The fear expressed by the Attorney General over a wholesale self-appointment system is unreal. The Governor cannot simultaneously hold any public office declared incompatible by either the statutes or the Constitution. The Governor cannot simultaneously hold any other elected office. The Governor cannot simultaneously hold any public office or employment, for which compensation would cause his total compensation to exceed the constitutional maximum. And of course the Governor cannot hold any office or position for which he does not meet the qualifications as required by the statutes or constitution.

Here the issuance of a temporary injunction by the circuit court was an abuse of discretion.

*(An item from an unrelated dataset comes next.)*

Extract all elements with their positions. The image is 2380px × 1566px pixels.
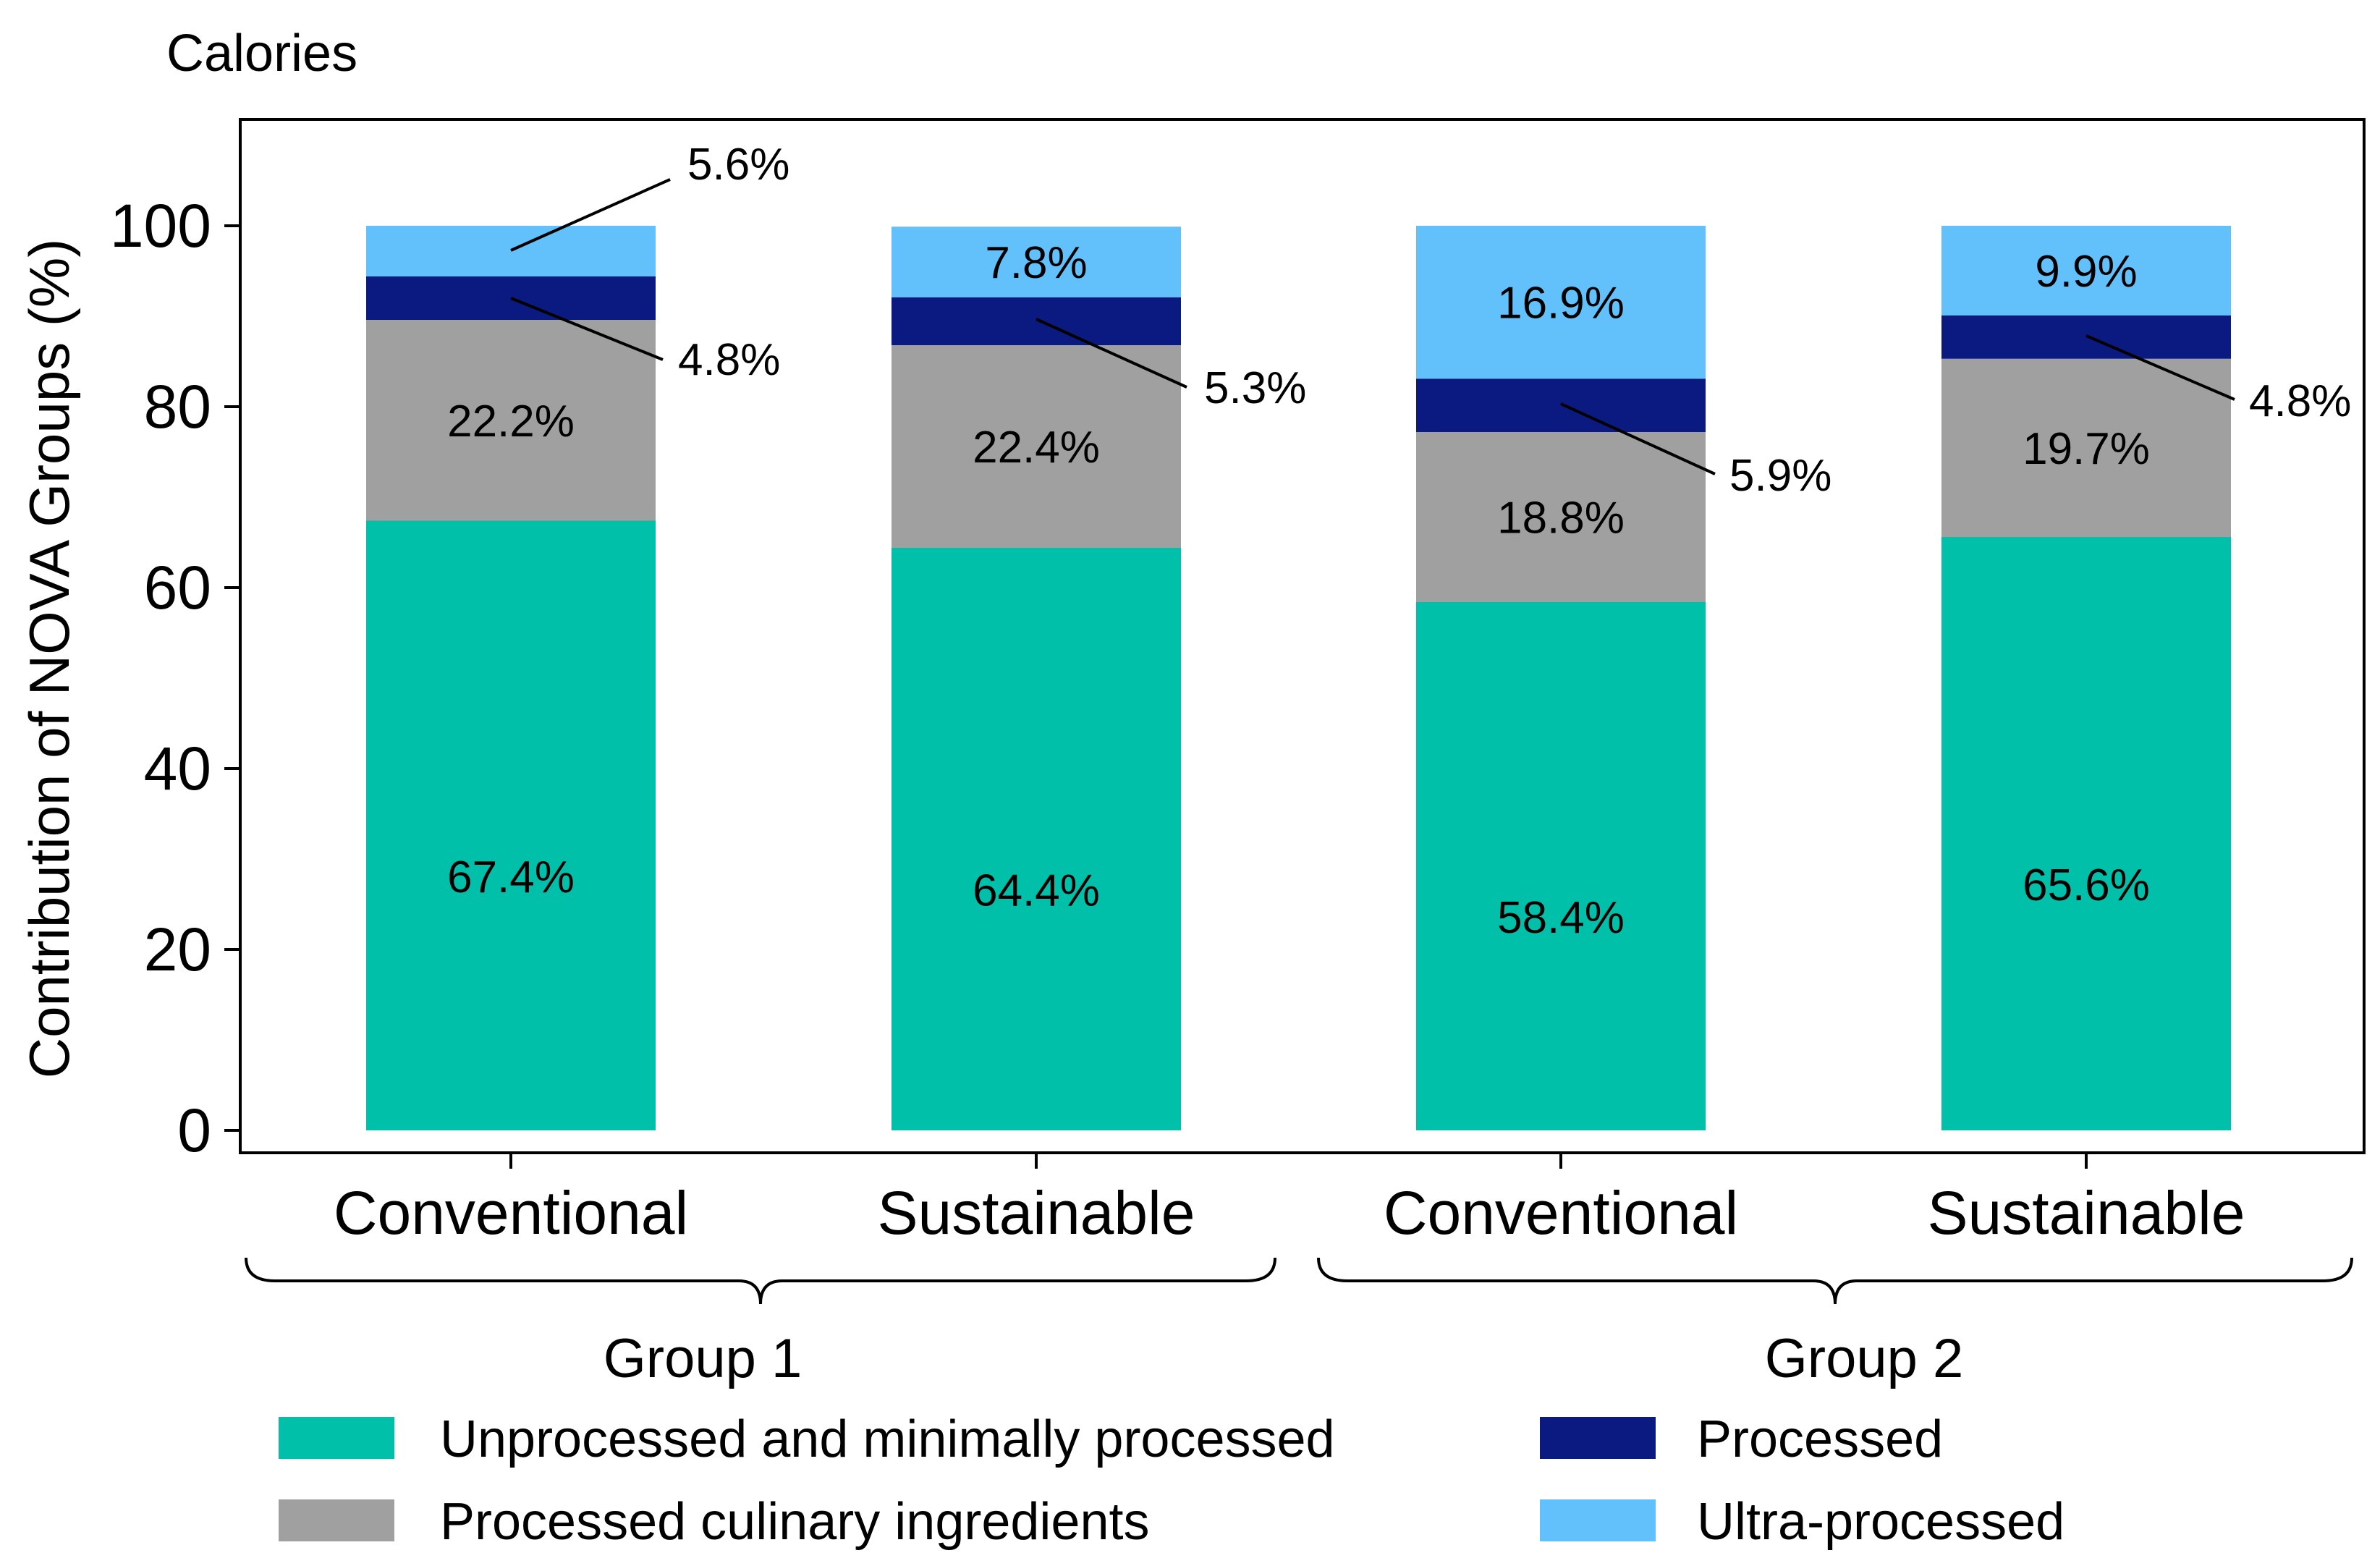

The Attorney General did not support the burden necessary for the issuance of the extraordinary relief of a temporary injunction. There is considerable doubt as to whether the Attorney General can ultimately prevail on the merits of this case.

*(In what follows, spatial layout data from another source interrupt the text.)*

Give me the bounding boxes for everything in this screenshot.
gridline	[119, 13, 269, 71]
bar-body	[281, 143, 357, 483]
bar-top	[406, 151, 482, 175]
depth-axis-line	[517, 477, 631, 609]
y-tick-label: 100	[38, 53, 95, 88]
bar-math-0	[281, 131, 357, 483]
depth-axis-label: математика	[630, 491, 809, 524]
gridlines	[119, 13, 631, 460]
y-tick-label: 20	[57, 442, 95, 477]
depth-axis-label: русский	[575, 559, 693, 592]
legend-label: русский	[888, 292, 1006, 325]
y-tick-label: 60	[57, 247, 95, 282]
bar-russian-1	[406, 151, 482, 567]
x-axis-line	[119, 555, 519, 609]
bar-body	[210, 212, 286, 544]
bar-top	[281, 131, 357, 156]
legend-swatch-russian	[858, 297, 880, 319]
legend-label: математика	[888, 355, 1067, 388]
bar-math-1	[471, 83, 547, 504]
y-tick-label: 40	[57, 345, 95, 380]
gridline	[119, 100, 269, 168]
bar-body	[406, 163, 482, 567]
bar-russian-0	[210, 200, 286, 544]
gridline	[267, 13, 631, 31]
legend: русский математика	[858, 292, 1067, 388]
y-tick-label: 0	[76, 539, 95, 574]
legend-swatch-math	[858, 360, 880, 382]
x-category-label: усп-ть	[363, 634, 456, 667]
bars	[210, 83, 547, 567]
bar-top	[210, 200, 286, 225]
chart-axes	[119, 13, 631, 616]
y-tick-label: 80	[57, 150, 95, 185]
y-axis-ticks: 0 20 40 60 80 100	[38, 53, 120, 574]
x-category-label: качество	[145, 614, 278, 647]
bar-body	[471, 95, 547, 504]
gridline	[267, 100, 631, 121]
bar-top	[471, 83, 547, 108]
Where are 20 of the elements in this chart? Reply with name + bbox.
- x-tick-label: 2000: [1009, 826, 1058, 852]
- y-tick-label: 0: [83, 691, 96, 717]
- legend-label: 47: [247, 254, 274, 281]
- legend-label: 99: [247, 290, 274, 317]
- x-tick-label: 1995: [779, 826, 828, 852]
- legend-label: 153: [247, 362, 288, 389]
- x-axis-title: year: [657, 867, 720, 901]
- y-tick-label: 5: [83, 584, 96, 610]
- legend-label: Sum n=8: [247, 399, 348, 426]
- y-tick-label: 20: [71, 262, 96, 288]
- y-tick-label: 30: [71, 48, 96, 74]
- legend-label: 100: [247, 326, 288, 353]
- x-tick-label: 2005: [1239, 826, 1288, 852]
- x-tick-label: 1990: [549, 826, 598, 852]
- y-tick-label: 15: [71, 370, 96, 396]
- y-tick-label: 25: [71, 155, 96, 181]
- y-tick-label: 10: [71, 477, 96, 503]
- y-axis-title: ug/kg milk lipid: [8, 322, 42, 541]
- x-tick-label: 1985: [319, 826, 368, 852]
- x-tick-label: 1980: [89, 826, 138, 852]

The circuit court’s injunction imposes on the exercise of the appointment power of the executive and is a judicially invented policy limitation which is not based on either the statutes or constitution. It is an abuse of discretion to infringe the powers specifically delegated to the executive or legislative branch of government under the constitution.

There has been no demonstration of any irreparable harm which will arise in the absence of the issuance of a temporary injunction.

*616If in fact Wilkinson does not have the right to sit as a member of the U.K. Board of Trustees, the legal proceeding pursuant to Civil Rule 81 heretofore available by Quo Warranto is a sufficient remedy. Injunction will not lie to restrain disqualified officers of a town from exercising the duties of their office because there is an adequate remedy at law by Quo Warranto. Hill v. Anderson, 122 Ky. 87, 90 S.W. 1071 (1906). In the absence of extraordinary circumstances, an officer should not be enjoined from the performance of the business of the public pending the outcome of an ouster proceeding. The mere fact that a contract is about to expire and new contracts may or will be made is not such an extraordinary circumstance. Cf. Commonwealth ex rel Breckinridge v. Winstead, Ky., 430 S.W.2d 647 (1968).

It is the opinion of this Court that the circuit court abused its discretion in granting a temporary injunction, and there is no extraordinary cause to disturb the decision of the Court of Appeals. The decision of the Court of Appeals dissolving the temporary injunction is affirmed and the order of this Court issued December 9, 1991 is reiterated.

COMBS, LAMBERT, REYNOLDS, SPAIN and WINTERSHEIMER, JJ., concur. STEPHENS, C.J., did not sit. LEIBSON, J., dissents by separate opinion.